Asterisk denotes entries on real places.
Kellynch.
During Austen’s lifetime, the country gentry–prosperous landowners living on estates similar to Kellynch and serving as local landlords and civil magistrates–constituted the backbone of English society. However, Sir Walter, selfish, shallow, hopelessly vain, and near financial ruin, is forced by his circumstances to rent out Kellynch Hall and move to less expensive quarters in Bath. In so doing, he forsakes his social responsibilities as manor lord, leaves his tenants to fend for themselves, and makes of Kellynch Hall and its “deserted grounds” a kind of socially purposeless derelict that his daughter Anne can only think of in pain.

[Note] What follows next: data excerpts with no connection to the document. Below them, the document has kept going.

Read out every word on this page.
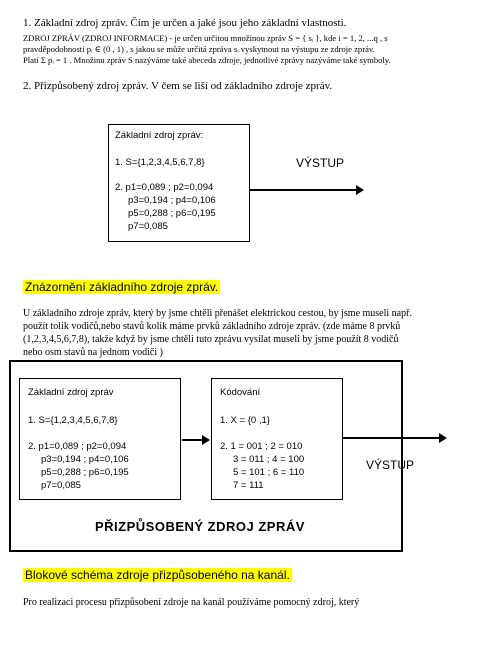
1. Základní zdroj zpráv. Čím je určen a jaké jsou jeho základní vlastnosti.
ZDROJ ZPRÁV (ZDROJ INFORMACE) - je určen určitou množinou zpráv S = { sᵢ }, kde i = 1, 2, ...q , s
pravděpodobností pᵢ ∈ (0 , 1) , s jakou se může určitá zpráva sᵢ vyskytnout na výstupu ze zdroje zpráv.
Platí Σ pᵢ = 1 . Množinu zpráv S nazýváme také abeceda zdroje, jednotlivé zprávy nazýváme také symboly.
2. Přizpůsobený zdroj zpráv. V čem se liší od základního zdroje zpráv.
Základní zdroj zpráv:
1. S={1,2,3,4,5,6,7,8}
2. p1=0,089 ; p2=0,094
p3=0,194 ; p4=0,106
p5=0,288 ; p6=0,195
p7=0,085
VÝSTUP
Znázornění základního zdroje zpráv.
U základního zdroje zpráv, který by jsme chtěli přenášet elektrickou cestou, by jsme museli např.
použít tolik vodičů,nebo stavů kolik máme prvků základního zdroje zpráv. (zde máme 8 prvků
(1,2,3,4,5,6,7,8), takže když by jsme chtěli tuto zprávu vysílat museli by jsme použít 8 vodičů
nebo osm stavů na jednom vodiči )
Základní zdroj zpráv
1. S={1,2,3,4,5,6,7,8}
2. p1=0,089 ; p2=0,094
p3=0,194 ; p4=0,106
p5=0,288 ; p6=0,195
p7=0,085
Kódování
1. X = {0 ,1}
2. 1 = 001 ; 2 = 010
3 = 011 ; 4 = 100
5 = 101 ; 6 = 110
7 = 111
PŘIZPŮSOBENÝ ZDROJ ZPRÁV
VÝSTUP
Blokové schéma zdroje přizpůsobeného na kanál.
Pro realizaci procesu přizpůsobení zdroje na kanál používáme pomocný zdroj, který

Uppercross. Musgrove family estate, located three miles from Kellynch Hall. It includes both the Great House that is the home of the elder Musgroves and their daughters, Henrietta and Louisa, and Uppercross Cottage, the home of Anne’s sister Mary and her husband, Charles Musgrove. The senior Mr. Musgrove is very much an English squire in the traditional sense–one of which Austen approves. His estate is well managed, prosperous, and generally happy. At the same time, however, Uppercross is in the midst of ongoing renovation. Uppercross Cottage (“elevated” from a farmhouse) now sports a “veranda, French windows, and other features. Even the Great House’s old-fashioned parlor has been modernized to such an extent by Henrietta and Louisa that its paintings of Musgrove ancestors seem “to be staring in astonishment.” Austen, a social conservative in most ways, nevertheless recognizes that change, when undertaken within reasonable limits, is both a necessary and a healthy process. The Musgroves change, and their estate thrives; Sir Walter does not, and Kellynch is left barren.
*Lyme. Dorset town on the southern coast of England, some twenty miles from Uppercross. Well known as a seaside resort and for its Cobb, a massive stone breakwater enclosing its small harbor, Lyme becomes the temporary home of Captain Harville and his family. When Anne visits Lyme, she is impressed both with the natural beauty of the surrounding countryside and with the “picture of repose and domestic happiness” within the Harville’s small house–a telling contrast with the cold, vacant grandeur of Kellynch Hall.
One of the novel’s key events occurs on a walking tour in Lyme, when Louisa Musgrove is badly injured in a fall from the Cobb. Significantly, Austen’s descriptions of the local landscapes in this section of the novel, with an emphasis on “high grounds” and “dark cliffs,” are among her richest and most deeply felt, suggesting an imaginative identification with nature that would seem to connect her with her literary contemporaries, the Romantic poets. Certainly, Anne’s appreciative response to Lyme’s natural beauty points to her own reawakening after eight years of heartbreak and emotional dormancy–a reawakening outwardly symbolized by her renewed “bloom.”
*Bath. Early nineteenth century England’s premier resort town, located near Bristol, about fifty miles from Kellynch Hall. Named after its famous hot springs, which are supposed to have curative powers, Bath is fashionably elegant and offers a lively social agenda, including theatrical performances, concerts, dances, and the Pump Room, in which visitors can drink its famous water.
Bath was attractive to most classes of English society, but Anne’s impoverished friend Mrs. Smith can only afford to live in Bath in a humble way, “almost excluded from society.” Anne herself, however, sincerely dislikes Bath, as did Austen (who is said to have fainted when she found that her family was to move there in 1801). She finds little there but despair: The rain seems unending; the streets are crowded, muddy, and full of mindless clamor; and her snobbish family’s evenings are often passed “in the elegant stupidity of private parties.” Only the presence of the Crofts (the admiral hopes that “taking the waters” will help his gout) and, later, Wentworth, makes life bearable for her.